Algorithmic Trading - Bitcoin Price Prediction

  • LSTM

  • TensorFlow

  • scikit-learn

In this project, I take a dataset of Bitcoin prices, preprocess the data, and implement two LSTM models. The first model predicts Bitcoin's day-to-day price. The second model predicts Bitcoin's day-to-day price differences. Results showed that the first modeled predictions were able to follow the trend and direction of pricing correctly. However, there is a considerable mismatch between the predicted values and the actual values. The model was more accurate, but not significantly.Github Reposiroty

Algorithmic Trading - Bitcoin Price Prediction

I wanted to dip my toes in the field of algorithmic trading. So, I decided to develop a machine learning model to predict the price of Bitcoin. Bitcoin (BTC-USD) has been finding more mainstream uses in recent years. More and more companies aside from traditional payment processors and facilitators are starting to 'accept' Bitcoin, so I thought it would be a good idea to use it as my dataset.

Recurrent Neural Networks (RNN) have demonstrated great success in sequence labeling and prediction tasks such as handwriting recognition and language modeling. RNNs contain cycles that feed the network activation functions from a previous time step to influence predictions at the current time step. The activation functions are stored in the internal states of the network to hold long-term temporal contextual information. This mechanism allows RNNs to exploit a dynamically changing contextual window over the input sequence history rather than a static one, like in the fixed-sized window used with feed-forward networks. Long Short-Term Memory (LSTM) networks are a particular form of RNNs that have been popular in algorithmic trading.

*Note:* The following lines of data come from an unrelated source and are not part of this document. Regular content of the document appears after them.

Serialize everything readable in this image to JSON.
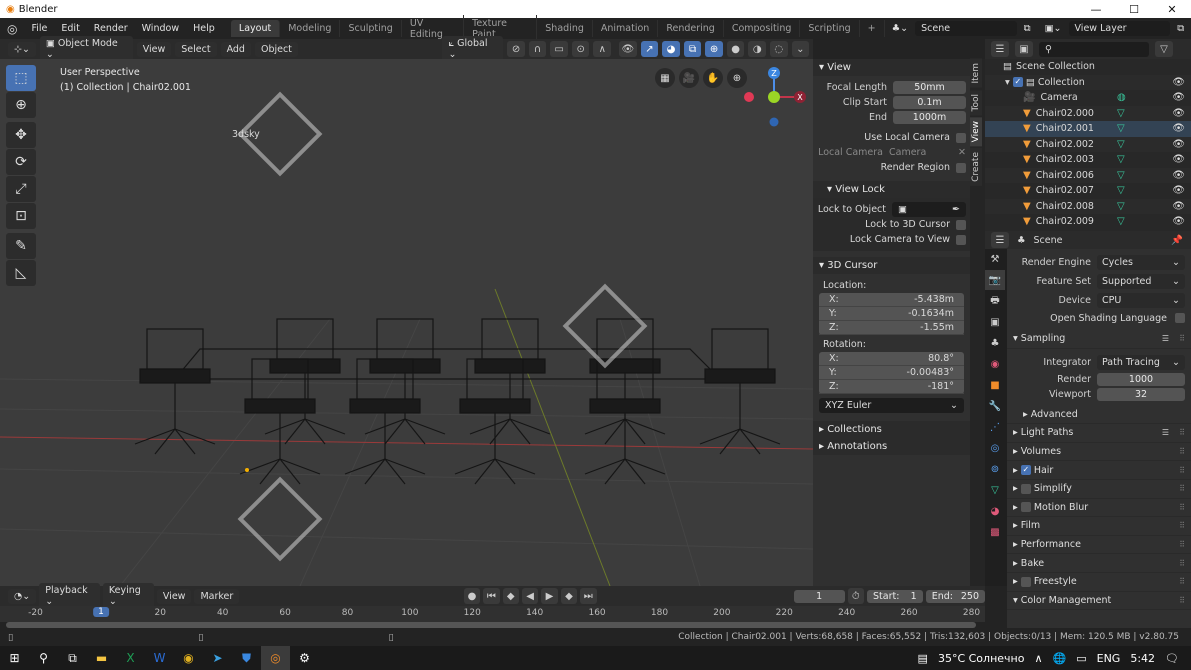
{
  "window": {
    "title": "Blender",
    "controls": [
      "minimize",
      "maximize",
      "close"
    ]
  },
  "menu": [
    "File",
    "Edit",
    "Render",
    "Window",
    "Help"
  ],
  "workspaces": [
    {
      "label": "Layout",
      "active": true
    },
    {
      "label": "Modeling"
    },
    {
      "label": "Sculpting"
    },
    {
      "label": "UV Editing"
    },
    {
      "label": "Texture Paint"
    },
    {
      "label": "Shading"
    },
    {
      "label": "Animation"
    },
    {
      "label": "Rendering"
    },
    {
      "label": "Compositing"
    },
    {
      "label": "Scripting"
    }
  ],
  "add_workspace": "+",
  "scene_selector": "Scene",
  "view_layer_selector": "View Layer",
  "viewport_header": {
    "mode": "Object Mode",
    "menus": [
      "View",
      "Select",
      "Add",
      "Object"
    ],
    "orientation": "Global"
  },
  "viewport": {
    "perspective": "User Perspective",
    "context": "(1) Collection | Chair02.001",
    "watermark": "3dsky",
    "gizmo_axes": {
      "x": "X",
      "y": "Y",
      "z": "Z"
    }
  },
  "npanel": {
    "tabs": [
      "Item",
      "Tool",
      "View",
      "Create"
    ],
    "active_tab": "View",
    "view": {
      "title": "View",
      "focal_length_label": "Focal Length",
      "focal_length": "50mm",
      "clip_start_label": "Clip Start",
      "clip_start": "0.1m",
      "end_label": "End",
      "end": "1000m",
      "use_local_camera": "Use Local Camera",
      "local_camera_label": "Local Camera",
      "local_camera": "Camera",
      "render_region": "Render Region"
    },
    "view_lock": {
      "title": "View Lock",
      "lock_to_object": "Lock to Object",
      "lock_to_3d_cursor": "Lock to 3D Cursor",
      "lock_camera_to_view": "Lock Camera to View"
    },
    "cursor": {
      "title": "3D Cursor",
      "location_label": "Location:",
      "location": [
        {
          "axis": "X:",
          "value": "-5.438m"
        },
        {
          "axis": "Y:",
          "value": "-0.1634m"
        },
        {
          "axis": "Z:",
          "value": "-1.55m"
        }
      ],
      "rotation_label": "Rotation:",
      "rotation": [
        {
          "axis": "X:",
          "value": "80.8°"
        },
        {
          "axis": "Y:",
          "value": "-0.00483°"
        },
        {
          "axis": "Z:",
          "value": "-181°"
        }
      ],
      "rotation_mode": "XYZ Euler"
    },
    "collections": "Collections",
    "annotations": "Annotations"
  },
  "outliner": {
    "root": "Scene Collection",
    "collection": "Collection",
    "items": [
      "Camera",
      "Chair02.000",
      "Chair02.001",
      "Chair02.002",
      "Chair02.003",
      "Chair02.006",
      "Chair02.007",
      "Chair02.008",
      "Chair02.009"
    ]
  },
  "properties": {
    "header": "Scene",
    "render_engine_label": "Render Engine",
    "render_engine": "Cycles",
    "feature_set_label": "Feature Set",
    "feature_set": "Supported",
    "device_label": "Device",
    "device": "CPU",
    "osl": "Open Shading Language",
    "sampling": {
      "title": "Sampling",
      "integrator_label": "Integrator",
      "integrator": "Path Tracing",
      "render_label": "Render",
      "render": "1000",
      "viewport_label": "Viewport",
      "viewport": "32",
      "advanced": "Advanced"
    },
    "sections": [
      {
        "label": "Light Paths"
      },
      {
        "label": "Volumes"
      },
      {
        "label": "Hair",
        "checkbox": true,
        "checked": true
      },
      {
        "label": "Simplify",
        "checkbox": true,
        "checked": false
      },
      {
        "label": "Motion Blur",
        "checkbox": true,
        "checked": false
      },
      {
        "label": "Film"
      },
      {
        "label": "Performance"
      },
      {
        "label": "Bake"
      },
      {
        "label": "Freestyle",
        "checkbox": true,
        "checked": false
      },
      {
        "label": "Color Management",
        "open": true
      }
    ]
  },
  "timeline": {
    "menus": [
      "Playback",
      "Keying",
      "View",
      "Marker"
    ],
    "current_frame": "1",
    "start_label": "Start:",
    "start": "1",
    "end_label": "End:",
    "end": "250",
    "ticks": [
      "-20",
      "20",
      "40",
      "60",
      "80",
      "100",
      "120",
      "140",
      "160",
      "180",
      "200",
      "220",
      "240",
      "260",
      "280"
    ]
  },
  "status_bar": "Collection | Chair02.001 | Verts:68,658 | Faces:65,552 | Tris:132,603 | Objects:0/13 | Mem: 120.5 MB | v2.80.75",
  "taskbar": {
    "weather": "35°C Солнечно",
    "lang": "ENG",
    "time": "5:42"
  }
}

I will be using LSTM networks to develop my Bitcoin prediction models.

LSTM architecture, a special form of Recurrent Neural Networks

I implemented the LSTM model using the TensorFlow library with the integrated Keras package. The input is the closing price from the previous three days. The output is supposed to be the current closing price. The network contains two consecutive LSTM layers with a 0.2 drop-out on the first one to deal with overfitting, followed by a dense. The results showed that the model can follow the trend and direction of pricing accurately. However, there is a considerable mismatch between the predicted values and the actual values.

LSTM prediction of Bitcoin's day-to-day price prediction.

Even though the model was able to follow the trend and direction of pricing correctly, for the most part, we observed a serious problem with our dataset. The pricing data was highly auto-correlated. This usually causes models to overfit. After some data processing I observed that if I calculated the day-to-day price changes and predicted those values instead it would take care of the auto-correlation issue. So, I implemented an LSTM to predict price change rather than the actual price. This model's predictions were more accurate, but not significantly.

LSTM predictions of Bitcoin's day-to-day price differences.

Given both models and their predictions, it would be interesting to see which one is better for trading purposes. I would have to define a criteria to buy, sell, or keep Bitcoin based on the predictions made by the LSTM models. Maybe a good approach would be to have a Reinforcement Learning agent whose actions are Buy, Sell or Keep learn how to maximize profit based on the LSTM forecast.